Bij een hartritmestoornis kan de hartslag te snel, te langzaam of onregelmatig zijn. Iedereen heeft wel eens een afwijkend ritme. Een cardioloog kan vaststellen of er sprake is van een ritmestoornis.
Het hart trekt zich bij iedere hartslag samen door een elektrische prikkel. Bij een normaal hartritme gaat dit in een regelmatig tempo. Bij een hartritmestoornis is er iets mis met deze elektrische prikkels. Hierdoor komen ze te langzaam of te snel aan of volgen ze de verkeerde weg. Hierdoor kan het hart te snel, te langzaam of onregelmatig werken of werken de boezems en kamers niet goed samen.

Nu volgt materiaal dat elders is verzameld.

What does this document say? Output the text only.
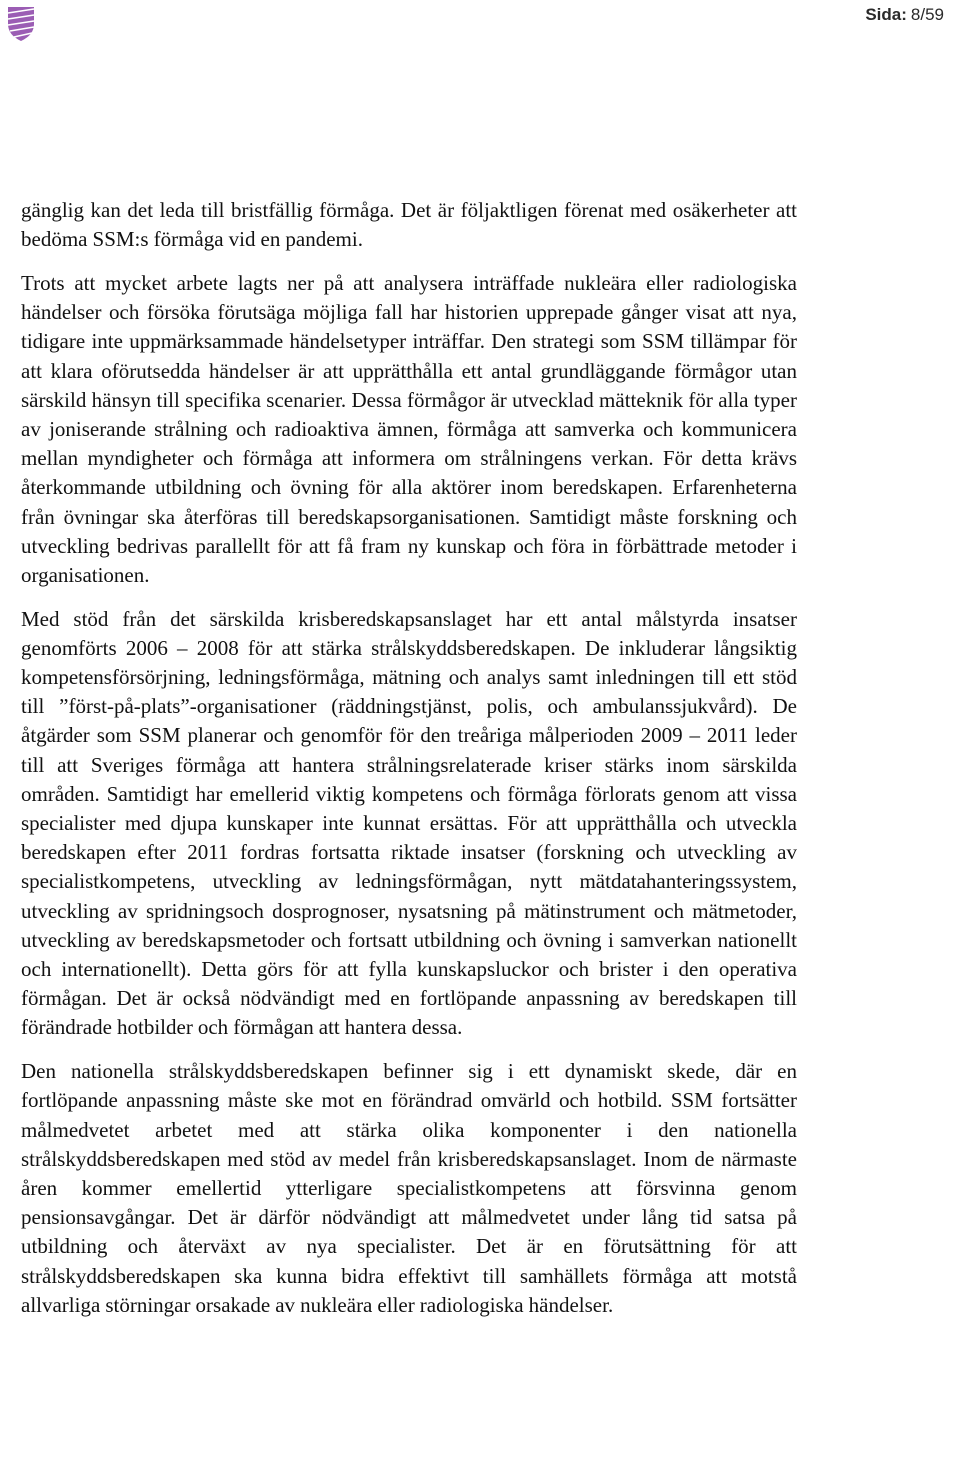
Sida: 8/59

gänglig kan det leda till bristfällig förmåga. Det är följaktligen förenat med osäkerheter att bedöma SSM:s förmåga vid en pandemi.

Trots att mycket arbete lagts ner på att analysera inträffade nukleära eller radiologiska händelser och försöka förutsäga möjliga fall har historien upprepade gånger visat att nya, tidigare inte uppmärksammade händelsetyper inträffar. Den strategi som SSM tillämpar för att klara oförutsedda händelser är att upprätthålla ett antal grundläggande förmågor utan särskild hänsyn till specifika scenarier. Dessa förmågor är utvecklad mätteknik för alla typer av joniserande strålning och radioaktiva ämnen, förmåga att samverka och kommunicera mellan myndigheter och förmåga att informera om strålningens verkan. För detta krävs återkommande utbildning och övning för alla aktörer inom beredskapen. Erfarenheterna från övningar ska återföras till beredskapsorganisationen. Samtidigt måste forskning och utveckling bedrivas parallellt för att få fram ny kunskap och föra in förbättrade metoder i organisationen.

Med stöd från det särskilda krisberedskapsanslaget har ett antal målstyrda insatser genomförts 2006 – 2008 för att stärka strålskyddsberedskapen. De inkluderar långsiktig kompetensförsörjning, ledningsförmåga, mätning och analys samt inledningen till ett stöd till ”först-på-plats”-organisationer (räddningstjänst, polis, och ambulanssjukvård). De åtgärder som SSM planerar och genomför för den treåriga målperioden 2009 – 2011 leder till att Sveriges förmåga att hantera strålningsrelaterade kriser stärks inom särskilda områden. Samtidigt har emellerid viktig kompetens och förmåga förlorats genom att vissa specialister med djupa kunskaper inte kunnat ersättas. För att upprätthålla och utveckla beredskapen efter 2011 fordras fortsatta riktade insatser (forskning och utveckling av specialistkompetens, utveckling av ledningsförmågan, nytt mätdatahanteringssystem, utveckling av spridningsoch dosprognoser, nysatsning på mätinstrument och mätmetoder, utveckling av beredskapsmetoder och fortsatt utbildning och övning i samverkan nationellt och internationellt). Detta görs för att fylla kunskapsluckor och brister i den operativa förmågan. Det är också nödvändigt med en fortlöpande anpassning av beredskapen till förändrade hotbilder och förmågan att hantera dessa.

Den nationella strålskyddsberedskapen befinner sig i ett dynamiskt skede, där en fortlöpande anpassning måste ske mot en förändrad omvärld och hotbild. SSM fortsätter målmedvetet arbetet med att stärka olika komponenter i den nationella strålskyddsberedskapen med stöd av medel från krisberedskapsanslaget. Inom de närmaste åren kommer emellertid ytterligare specialistkompetens att försvinna genom pensionsavgångar. Det är därför nödvändigt att målmedvetet under lång tid satsa på utbildning och återväxt av nya specialister. Det är en förutsättning för att strålskyddsberedskapen ska kunna bidra effektivt till samhällets förmåga att motstå allvarliga störningar orsakade av nukleära eller radiologiska händelser.
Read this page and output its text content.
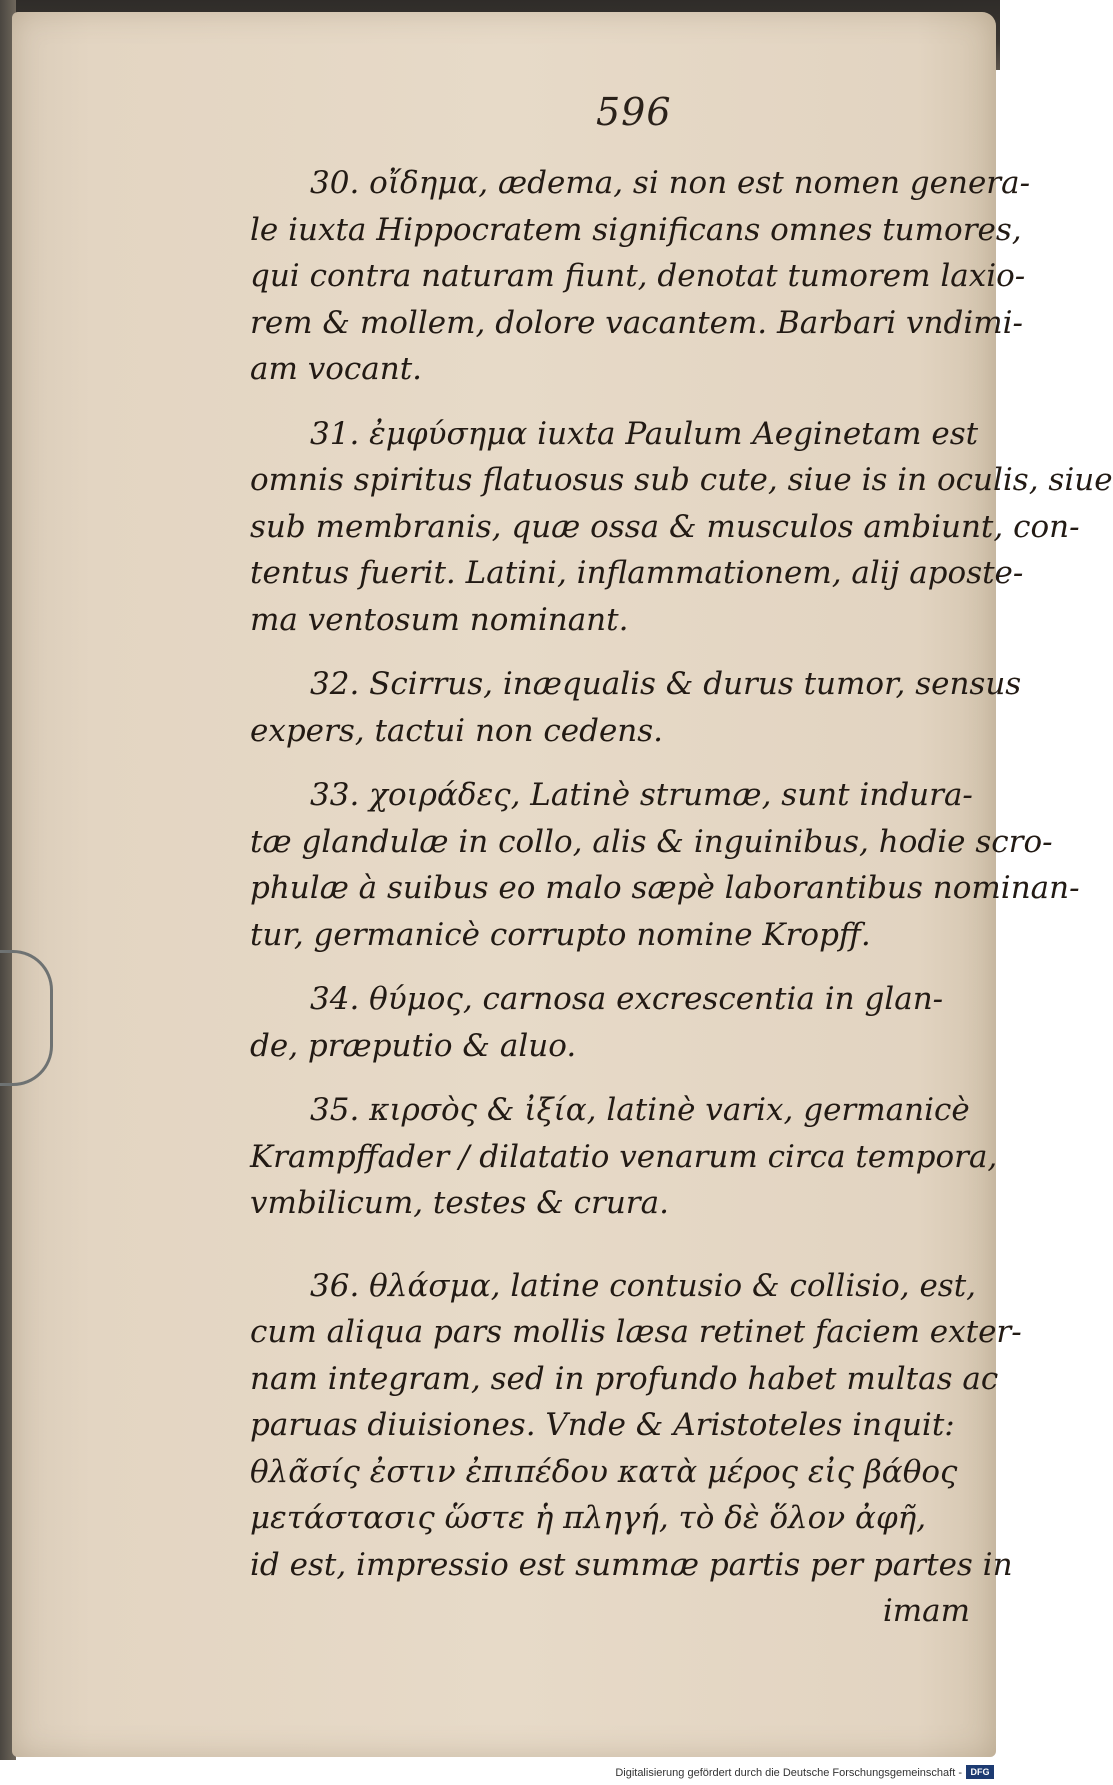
596

30. οἴδημα, ædema, si non est nomen genera-
le iuxta Hippocratem significans omnes tumores,
qui contra naturam fiunt, denotat tumorem laxio-
rem & mollem, dolore vacantem. Barbari vndimi-
am vocant.

31. ἐμφύσημα iuxta Paulum Aeginetam est
omnis spiritus flatuosus sub cute, siue is in oculis, siue
sub membranis, quæ ossa & musculos ambiunt, con-
tentus fuerit. Latini, inflammationem, alij aposte-
ma ventosum nominant.

32. Scirrus, inæqualis & durus tumor, sensus
expers, tactui non cedens.

33. χοιράδες, Latinè strumæ, sunt indura-
tæ glandulæ in collo, alis & inguinibus, hodie scro-
phulæ à suibus eo malo sæpè laborantibus nominan-
tur, germanicè corrupto nomine Kropff.

34. θύμος, carnosa excrescentia in glan-
de, præputio & aluo.

35. κιρσὸς & ἰξία, latinè varix, germanicè
Krampffader / dilatatio venarum circa tempora,
vmbilicum, testes & crura.

36. θλάσμα, latine contusio & collisio, est,
cum aliqua pars mollis læsa retinet faciem exter-
nam integram, sed in profundo habet multas ac
paruas diuisiones. Vnde & Aristoteles inquit:
θλᾶσίς ἐστιν ἐπιπέδου κατὰ μέρος εἰς βάθος
μετάστασις ὥστε ἡ πληγή, τὸ δὲ ὅλον ἀφῆ,
id est, impressio est summæ partis per partes in

imam
Digitalisierung gefördert durch die Deutsche Forschungsgemeinschaft - DFG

Klachten die hierbij kunnen voorkomen zijn hartkloppingen en overslagen, duizeligheid, een licht gevoel in het hoofd, flauwvallen, kortademigheid, een pijnlijk of drukkend gevoel op de borst en een onprettig, angstig of benauwend gevoel. Soms kunnen ook tintelingen, hoofdpijn en misselijkheid voorkomen. Wanneer je vaak hartkloppingen of overslagen voelt of je hartslag erg hoog of laag is, is het altijd raadzaam om naar de huisarts te gaan.